A soft, subdued sound; a whispering, murmuring, muttering, or rustling sound.


susurrus and a susurration (SOO-suh-RAY-shin) are the same thing. The corresponding verb is susurrate (suu-SUR-ayt), to whisper, murmur; and the adjective is susurrant (suu-SUR-ant), softly whispering, rustling, or murmuring. All of these softsounding words come from the Latin susurrare, to whisper, murmer, mutter.

susurrus or a susurration—pick the soft-sounding word you prefer—can apply to many things, because so many things create a whispering, murmuring, muttering, or rustling sound. Here are three possible applications: the susurrus in the library; the sussuration of the trees; as the lights dimmed and the curtain rose, a susurrus passed through the audience and then died away.
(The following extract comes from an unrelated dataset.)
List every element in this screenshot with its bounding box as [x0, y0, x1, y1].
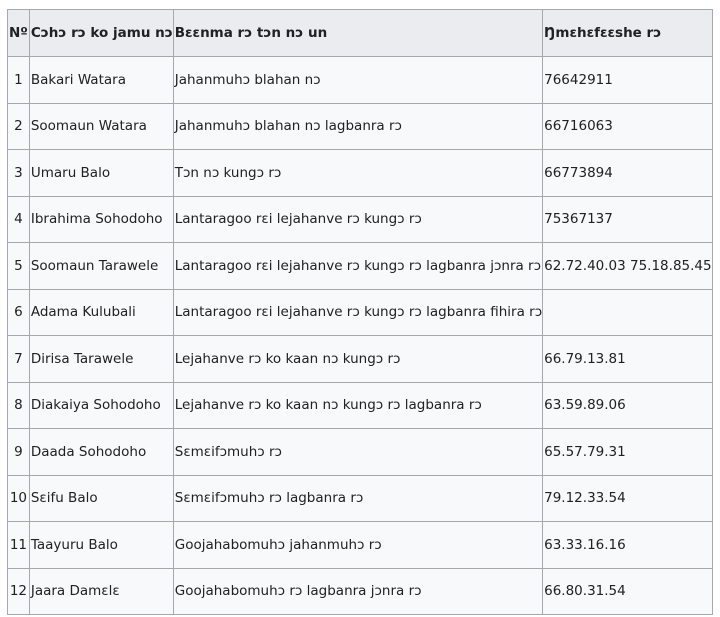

  • Word 40: Triturate [TRICH-uh-RAYT]

To grind, crush, or pound into fine particles or powder.


Synonyms of triturate include pulverize, comminute (KAHM-i-N(Y)OOT), and levigate (LEV-i-GAYT).

To pulverize and to triturate are virtually interchangeable; both words suggest reducing something to fine particles or powder. Pulverize comes from the Latin pulvis, dust, and by derivation suggests reducing something to dust. Triturate comes from a Latin word meaning to thresh grain or tread out corn, and by derivation suggests a violent beating, bruising, pounding, crushing, rubbing, or grinding action. When used figuratively, pulverize is the more violent word, and means to destroy or demolish completely, as to pulverize an opponent. Used figuratively, triturate suggests either a grinding or crushing into small pieces or a wearing down to nothing by friction: “Her job was triturating all her creative abilities”; “He triturated his financial assets until he was bankrupt.”

The corresponding noun is trituration (TRICH-uh-RAY-shin).